ABSTRACT

This chapter presents the results of the first study of sublanguages carried out at the Linguistics Research Center of the University of Texas as part of the Machine Translation project. Our goal is the improvement of both the efficiency and the quality of automated grammatical analysis of texts. We believe that the issues of speed and quality are closely related in ways that are explained later. Our approach here is to discover ways in which texts within a single sublanguage resemble each other and how texts in different sublanguages differ.
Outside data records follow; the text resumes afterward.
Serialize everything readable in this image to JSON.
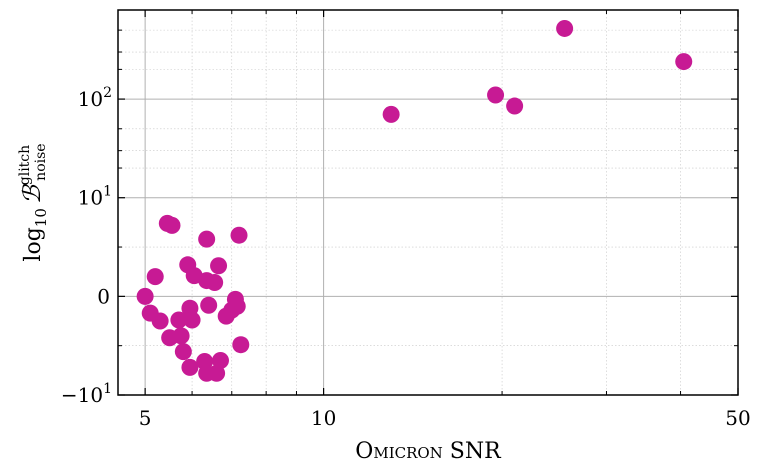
{
  "chart_data": {
    "type": "scatter",
    "xlabel": "Omicron SNR",
    "ylabel": "log10 B^glitch_noise",
    "x_scale": "log",
    "y_scale": "symlog",
    "y_linthresh": 10,
    "xlim": [
      4.5,
      50
    ],
    "ylim": [
      -10,
      800
    ],
    "x_ticks": [
      {
        "value": 5,
        "label": "5"
      },
      {
        "value": 10,
        "label": "10"
      },
      {
        "value": 50,
        "label": "50"
      }
    ],
    "y_ticks": [
      {
        "value": -10,
        "label": "−10",
        "sup": "1"
      },
      {
        "value": 0,
        "label": "0",
        "sup": ""
      },
      {
        "value": 10,
        "label": "10",
        "sup": "1"
      },
      {
        "value": 100,
        "label": "10",
        "sup": "2"
      }
    ],
    "grid": true,
    "marker_color": "#c71a94",
    "points": [
      {
        "x": 5.0,
        "y": 0
      },
      {
        "x": 5.1,
        "y": -1.7
      },
      {
        "x": 5.2,
        "y": 2.0
      },
      {
        "x": 5.3,
        "y": -2.5
      },
      {
        "x": 5.45,
        "y": 7.4
      },
      {
        "x": 5.5,
        "y": -4.2
      },
      {
        "x": 5.55,
        "y": 7.2
      },
      {
        "x": 5.7,
        "y": -2.4
      },
      {
        "x": 5.75,
        "y": -4.0
      },
      {
        "x": 5.8,
        "y": -5.6
      },
      {
        "x": 5.9,
        "y": 3.2
      },
      {
        "x": 5.95,
        "y": -1.2
      },
      {
        "x": 6.0,
        "y": -2.4
      },
      {
        "x": 6.05,
        "y": 2.1
      },
      {
        "x": 5.95,
        "y": -7.2
      },
      {
        "x": 6.3,
        "y": -6.6
      },
      {
        "x": 6.35,
        "y": 1.6
      },
      {
        "x": 6.35,
        "y": 5.8
      },
      {
        "x": 6.4,
        "y": -0.9
      },
      {
        "x": 6.35,
        "y": -7.8
      },
      {
        "x": 6.55,
        "y": 1.4
      },
      {
        "x": 6.6,
        "y": -7.8
      },
      {
        "x": 6.65,
        "y": 3.1
      },
      {
        "x": 6.7,
        "y": -6.5
      },
      {
        "x": 6.85,
        "y": -2.0
      },
      {
        "x": 7.0,
        "y": -1.4
      },
      {
        "x": 7.1,
        "y": -0.3
      },
      {
        "x": 7.15,
        "y": -1.0
      },
      {
        "x": 7.2,
        "y": 6.2
      },
      {
        "x": 7.25,
        "y": -4.9
      },
      {
        "x": 13.0,
        "y": 70
      },
      {
        "x": 19.5,
        "y": 110
      },
      {
        "x": 21.0,
        "y": 85
      },
      {
        "x": 25.5,
        "y": 520
      },
      {
        "x": 40.5,
        "y": 240
      }
    ]
  }
}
We then propose a means for (semi) automatically identifying the sublanguage of a new text and optimizing a Natural Language Processing system for that text, so that overall performance may be improved.

The questions we most directly address, then, are these: Are there predictable characteristics of texts said to lie within a single sublanguage, and differences between texts said to be in different sublanguages (i.e., Is there such a phenomenon as sublanguage)? If so, how can these characteristics be described, and can the sublanguage of a text be automatically identified? If the sublanguage of a text can be identified, how does one contruct a system that can quickly, automatically, and on-the-fly, optimize its performance for that text (sublanguage)?

We begin with a very brief overview of some of the relevant properties of the LRC Machine Translation system (Lehmann et al., 1981), so that our means of gathering data and our conclusions about how one might structure an adaptive system will be apparent to the reader. Afterwards, we describe the experimental setup in which we gathered our data, present and comment on the data, discuss the significance of our findings, and conclude with answers to the questions raised earlier, along with some commentary on the questions raised by the workshop organizers.